Charlotte’s breakdown happens at a party hosted by her boss (and her husband’s best friend’s wife), and she’s rescued by Francesca, a punked-out co-worker who listens to her problems and offers her sane, sensible advice, as well as some tough love. Despite their outward differences, Charlotte recognizes a kindred spirit in frank, sarcastic Francesca, and her direct approach helps Charlotte start to pull out of her slump.
But Charlotte notices one unsettling thing about her new friend: strange and frequent bruises. By way of explanation, Francesca introduces Charlotte to the thing that will be her ultimate salvation: roller derby. Francesca’s a trainee on a local team, and Charlotte quickly becomes addicted to the adrenaline rush and the camaraderie of the sport. As Charlotte lets go of her confusion and anger on the track, she finds herself physically battered, but emotionally better. Her teammates become the informal support group that she needs, and Francesca becomes her cheerleader (albeit a Goth-y cheerleader), urging her to make the tough decisions she needs to make in order to move on with her life.
It’s refreshing to see a chick lit heroine who isn’t just a designer label whore. Charlotte has depth. Sometimes she’s wise, and sometimes she needs a guide to see the obvious — just like a real person. Her reactions to the people around her are natural and realistic, not reduced to the series of clichés and overblown scenarios that have plagued similar novels. I appreciate that Charlotte finds her salvation through friendship (and friendly rivalry) with over women.
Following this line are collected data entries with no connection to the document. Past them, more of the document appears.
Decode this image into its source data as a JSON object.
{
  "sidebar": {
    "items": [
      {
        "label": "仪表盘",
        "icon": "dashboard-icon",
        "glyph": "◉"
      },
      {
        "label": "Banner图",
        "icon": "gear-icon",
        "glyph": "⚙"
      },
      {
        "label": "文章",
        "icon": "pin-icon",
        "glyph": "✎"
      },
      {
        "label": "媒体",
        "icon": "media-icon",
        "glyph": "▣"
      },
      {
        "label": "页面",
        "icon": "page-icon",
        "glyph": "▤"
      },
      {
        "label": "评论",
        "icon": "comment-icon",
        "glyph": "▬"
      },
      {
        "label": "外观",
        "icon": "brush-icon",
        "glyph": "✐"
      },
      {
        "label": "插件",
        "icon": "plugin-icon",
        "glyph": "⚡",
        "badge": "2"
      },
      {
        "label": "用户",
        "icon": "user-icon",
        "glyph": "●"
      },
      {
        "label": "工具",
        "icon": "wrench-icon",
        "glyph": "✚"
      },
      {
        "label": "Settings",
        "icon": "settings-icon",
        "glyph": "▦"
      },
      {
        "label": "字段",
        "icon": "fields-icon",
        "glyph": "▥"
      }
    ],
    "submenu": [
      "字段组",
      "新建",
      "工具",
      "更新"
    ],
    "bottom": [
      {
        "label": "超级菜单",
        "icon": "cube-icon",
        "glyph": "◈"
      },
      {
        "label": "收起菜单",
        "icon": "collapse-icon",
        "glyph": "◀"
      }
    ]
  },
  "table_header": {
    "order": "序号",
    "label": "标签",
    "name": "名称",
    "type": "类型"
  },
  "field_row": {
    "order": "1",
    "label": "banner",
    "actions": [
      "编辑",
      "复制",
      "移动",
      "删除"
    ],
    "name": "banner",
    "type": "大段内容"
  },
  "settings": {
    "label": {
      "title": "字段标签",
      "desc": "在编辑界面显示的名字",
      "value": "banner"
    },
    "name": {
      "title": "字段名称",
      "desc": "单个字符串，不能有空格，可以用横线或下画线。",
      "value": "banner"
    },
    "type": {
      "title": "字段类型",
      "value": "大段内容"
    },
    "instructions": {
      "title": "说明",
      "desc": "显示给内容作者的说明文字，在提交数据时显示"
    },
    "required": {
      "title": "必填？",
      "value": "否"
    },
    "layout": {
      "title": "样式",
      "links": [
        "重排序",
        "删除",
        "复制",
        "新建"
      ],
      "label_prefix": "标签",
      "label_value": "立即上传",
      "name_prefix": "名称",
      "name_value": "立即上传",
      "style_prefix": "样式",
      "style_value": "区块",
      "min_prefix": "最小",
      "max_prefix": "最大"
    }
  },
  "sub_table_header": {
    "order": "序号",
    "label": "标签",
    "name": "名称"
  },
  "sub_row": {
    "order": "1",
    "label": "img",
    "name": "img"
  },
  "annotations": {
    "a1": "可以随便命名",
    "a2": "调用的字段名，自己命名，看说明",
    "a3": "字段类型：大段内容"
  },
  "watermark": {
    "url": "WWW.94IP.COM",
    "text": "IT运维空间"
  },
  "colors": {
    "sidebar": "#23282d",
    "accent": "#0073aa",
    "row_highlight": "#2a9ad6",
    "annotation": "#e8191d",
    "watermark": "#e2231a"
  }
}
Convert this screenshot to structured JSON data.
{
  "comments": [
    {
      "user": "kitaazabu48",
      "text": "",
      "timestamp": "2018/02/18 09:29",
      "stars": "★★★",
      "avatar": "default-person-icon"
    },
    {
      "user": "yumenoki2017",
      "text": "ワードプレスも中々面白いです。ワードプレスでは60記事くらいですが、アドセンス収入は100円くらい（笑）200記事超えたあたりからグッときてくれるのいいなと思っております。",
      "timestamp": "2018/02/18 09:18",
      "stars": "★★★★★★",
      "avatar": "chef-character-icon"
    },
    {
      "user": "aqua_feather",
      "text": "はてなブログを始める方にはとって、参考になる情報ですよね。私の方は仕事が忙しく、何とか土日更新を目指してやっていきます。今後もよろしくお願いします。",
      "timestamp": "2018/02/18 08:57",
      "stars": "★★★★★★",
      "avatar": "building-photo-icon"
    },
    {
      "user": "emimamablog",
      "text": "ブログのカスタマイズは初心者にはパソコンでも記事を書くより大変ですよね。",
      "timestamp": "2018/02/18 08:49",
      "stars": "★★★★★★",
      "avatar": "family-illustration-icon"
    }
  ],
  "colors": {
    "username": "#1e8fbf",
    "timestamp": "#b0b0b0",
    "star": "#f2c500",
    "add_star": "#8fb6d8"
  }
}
The author could have easily extended the novel another thirty pages and given Charlotte a new boyfriend, but it wasn’t necessary. The ending leaves readers with the impression that Charlotte is still healing, but that she is going to be fine, and that her life is full of potential.
There were a couple of moments that I could have done without — including the “big reveal” of why Charlotte and Matthew’s marriage derailed in the first place — but overall, Going in Circles reminded me why I used to be a huge fan of chick lit. There’s no walking-stereotype gay BFF, no mean girls, no obsession with shopping — just a story of a young woman whose life has taken some unexpected turns. Ribon has taken us back to chick lit basics, and the floundering genre is all the better for it.